The scheme is set to be subject to the usual affordability checks and will be available from April. 

It’s based on David Cameron and George Osborne’s 2013 Help to Buy scheme that ended in June 2017. The scheme reportedly helped over 100,000 households but concerns were raised that it artificially inflated prices and housebuilder’s profits.

Shadow Housing Secretary Thangam Debbonaire raised concerns regarding the plans saying: “What young people need to get on is the secure future that comes with a decent job and genuinely affordable new houses to be built for them to make homes of, not going back to the days of sky-high mortgages.”

The Chancellor warns he is set to ‘level with people about the challenge’ and the damages of the pandemic spending.

He said: “We went big, we went early, but there is more to come and there will be more to come in the Budget. But there is a challenge and I want to level with people about the challenge.”

The government is reportedly braced for the possibility of rebellion from Tory MPs over tax rises. One member of the Northern Research Group Carlisle MP John Stevenson, suggested the Chancellor should wait until autumn before winding up support packages.
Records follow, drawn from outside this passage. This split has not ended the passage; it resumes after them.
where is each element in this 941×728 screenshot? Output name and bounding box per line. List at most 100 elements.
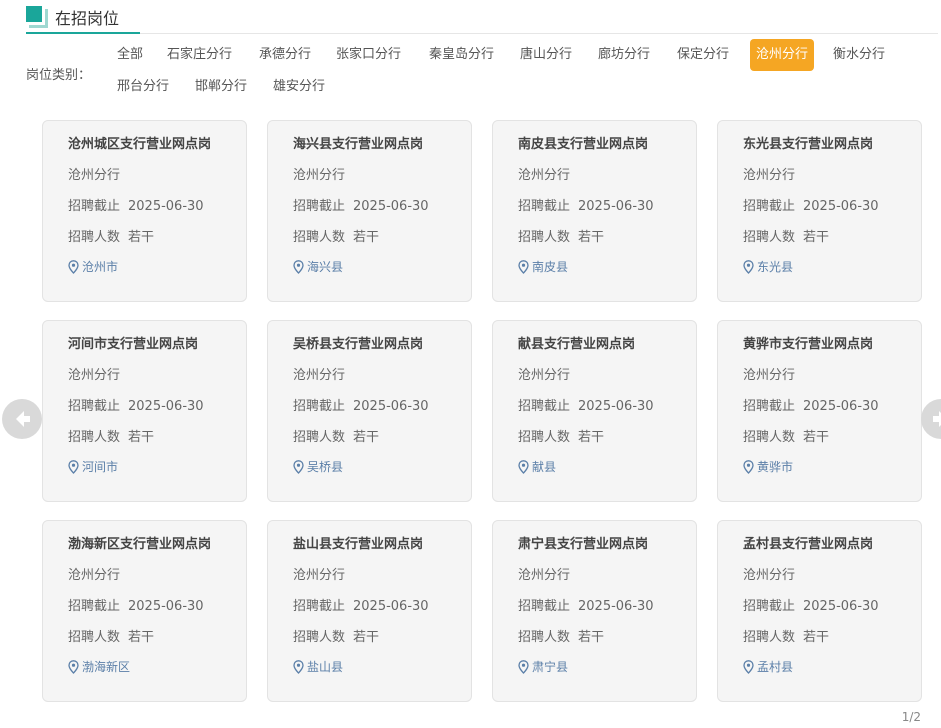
job-location: 南皮县 [518,258,568,275]
filter-option[interactable]: 秦皇岛分行 [423,39,500,71]
job-branch: 沧州分行 [743,368,796,383]
job-card[interactable]: 孟村县支行营业网点岗 沧州分行 招聘截止 2025-06-30 招聘人数 若干 孟村县 [717,520,922,702]
deadline-label: 招聘截止 [743,199,796,214]
count-value: 若干 [803,430,830,445]
job-deadline-row: 招聘截止 2025-06-30 [68,595,204,614]
filter-option[interactable]: 保定分行 [671,39,735,71]
job-card[interactable]: 渤海新区支行营业网点岗 沧州分行 招聘截止 2025-06-30 招聘人数 若干 渤海新区 [42,520,247,702]
filter-option[interactable]: 张家口分行 [330,39,407,71]
filter-option[interactable]: 沧州分行 [750,39,815,71]
deadline-label: 招聘截止 [743,599,796,614]
arrow-left-icon [16,411,30,427]
count-value: 若干 [578,430,605,445]
job-card[interactable]: 肃宁县支行营业网点岗 沧州分行 招聘截止 2025-06-30 招聘人数 若干 肃宁县 [492,520,697,702]
count-value: 若干 [353,630,380,645]
job-deadline-row: 招聘截止 2025-06-30 [293,395,429,414]
deadline-value: 2025-06-30 [128,599,204,614]
deadline-label: 招聘截止 [293,599,346,614]
job-location: 渤海新区 [68,658,130,675]
deadline-value: 2025-06-30 [353,399,429,414]
job-card[interactable]: 吴桥县支行营业网点岗 沧州分行 招聘截止 2025-06-30 招聘人数 若干 吴桥县 [267,320,472,502]
filter-option[interactable]: 衡水分行 [827,39,891,71]
job-count-row: 招聘人数 若干 [743,426,829,445]
job-count-row: 招聘人数 若干 [68,226,154,245]
job-count-row: 招聘人数 若干 [743,626,829,645]
deadline-label: 招聘截止 [743,399,796,414]
count-label: 招聘人数 [293,430,346,445]
job-count-row: 招聘人数 若干 [293,626,379,645]
filter-option[interactable]: 全部 [111,39,149,71]
filter-option[interactable]: 石家庄分行 [161,39,238,71]
deadline-value: 2025-06-30 [803,199,879,214]
job-count-row: 招聘人数 若干 [293,426,379,445]
job-title: 肃宁县支行营业网点岗 [518,537,649,552]
job-title: 东光县支行营业网点岗 [743,137,874,152]
deadline-value: 2025-06-30 [353,599,429,614]
next-page-button[interactable] [921,399,941,439]
job-title: 河间市支行营业网点岗 [68,337,199,352]
count-value: 若干 [353,430,380,445]
job-deadline-row: 招聘截止 2025-06-30 [68,195,204,214]
filter-option[interactable]: 雄安分行 [267,71,331,103]
job-location: 盐山县 [293,658,343,675]
job-card[interactable]: 献县支行营业网点岗 沧州分行 招聘截止 2025-06-30 招聘人数 若干 献县 [492,320,697,502]
filter-option[interactable]: 唐山分行 [514,39,578,71]
count-label: 招聘人数 [743,630,796,645]
count-value: 若干 [578,630,605,645]
job-deadline-row: 招聘截止 2025-06-30 [743,595,879,614]
job-count-row: 招聘人数 若干 [743,226,829,245]
job-deadline-row: 招聘截止 2025-06-30 [518,595,654,614]
deadline-label: 招聘截止 [293,399,346,414]
prev-page-button[interactable] [2,399,42,439]
job-count-row: 招聘人数 若干 [518,426,604,445]
job-title: 盐山县支行营业网点岗 [293,537,424,552]
job-deadline-row: 招聘截止 2025-06-30 [68,395,204,414]
location-pin-icon [743,459,754,474]
deadline-value: 2025-06-30 [578,199,654,214]
job-card[interactable]: 盐山县支行营业网点岗 沧州分行 招聘截止 2025-06-30 招聘人数 若干 盐山县 [267,520,472,702]
location-pin-icon [518,259,529,274]
location-text: 河间市 [82,460,119,474]
job-card[interactable]: 沧州城区支行营业网点岗 沧州分行招聘截止 2025-06-30 招聘人数 若干 沧州市 [42,120,247,302]
job-title: 沧州城区支行营业网点岗 [68,137,212,152]
job-card[interactable]: 海兴县支行营业网点岗 沧州分行 招聘截止 2025-06-30 招聘人数 若干 海兴县 [267,120,472,302]
location-pin-icon [293,659,304,674]
job-card[interactable]: 黄骅市支行营业网点岗 沧州分行 招聘截止 2025-06-30 招聘人数 若干 黄骅市 [717,320,922,502]
job-deadline-row: 招聘截止 2025-06-30 [743,395,879,414]
section-header: 在招岗位 [26,0,938,34]
filter-option[interactable]: 廊坊分行 [592,39,656,71]
location-pin-icon [743,659,754,674]
location-text: 盐山县 [307,660,344,674]
job-location: 黄骅市 [743,458,793,475]
location-text: 献县 [532,460,557,474]
job-card[interactable]: 东光县支行营业网点岗 沧州分行 招聘截止 2025-06-30 招聘人数 若干 东光县 [717,120,922,302]
location-text: 渤海新区 [82,660,131,674]
count-value: 若干 [128,230,155,245]
location-pin-icon [293,259,304,274]
count-value: 若干 [578,230,605,245]
count-label: 招聘人数 [293,230,346,245]
job-title: 孟村县支行营业网点岗 [743,537,874,552]
filter-option[interactable]: 承德分行 [253,39,317,71]
job-location: 沧州市 [68,258,118,275]
job-card[interactable]: 南皮县支行营业网点岗 沧州分行 招聘截止 2025-06-30 招聘人数 若干 南皮县 [492,120,697,302]
deadline-label: 招聘截止 [293,199,346,214]
job-branch: 沧州分行 [518,568,571,583]
count-value: 若干 [803,230,830,245]
job-location: 东光县 [743,258,793,275]
deadline-value: 2025-06-30 [128,199,204,214]
location-text: 东光县 [757,260,794,274]
deadline-label: 招聘截止 [68,399,121,414]
location-pin-icon [743,259,754,274]
deadline-value: 2025-06-30 [578,399,654,414]
job-card[interactable]: 河间市支行营业网点岗 沧州分行 招聘截止 2025-06-30 招聘人数 若干 河间市 [42,320,247,502]
count-value: 若干 [803,630,830,645]
filter-option[interactable]: 邯郸分行 [189,71,253,103]
location-pin-icon [518,459,529,474]
deadline-value: 2025-06-30 [128,399,204,414]
count-value: 若干 [353,230,380,245]
job-branch: 沧州分行 [68,368,121,383]
job-branch: 沧州分行 [68,168,121,183]
filter-option[interactable]: 邢台分行 [111,71,175,103]
job-branch: 沧州分行 [743,568,796,583]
Speaking on BBC’s Radio 4 Today programme he said: “We’re not through the pandemic yet, we’ve still got a few months to go, so we want to see continuing support and we’ll probably have a much better idea of where the economy is come the autumn.

“As soon as we can get back to that levelling-up agenda which we were all elected on in 2019, we believe that in the north we have a major contribution to make to the recovery.”

Bill Boaden/Geograph

However, former Chancellor Lord Ken Clarke said Mr Sunak ‘must look at’ raising such things as VAT, national insurance and income tax. 

Lord Clarke told Today: “Sensible people know in their bones that all this emergency government spending is going to have to be paid for and is going to be a burden on them.

“The manifesto you refer to was written by a couple of apparatchiks in the office halfway through the campaign.”

He said it would be ‘quite sensible’ to look at raising corporation tax with it being at ‘quite unnaturally low levels’.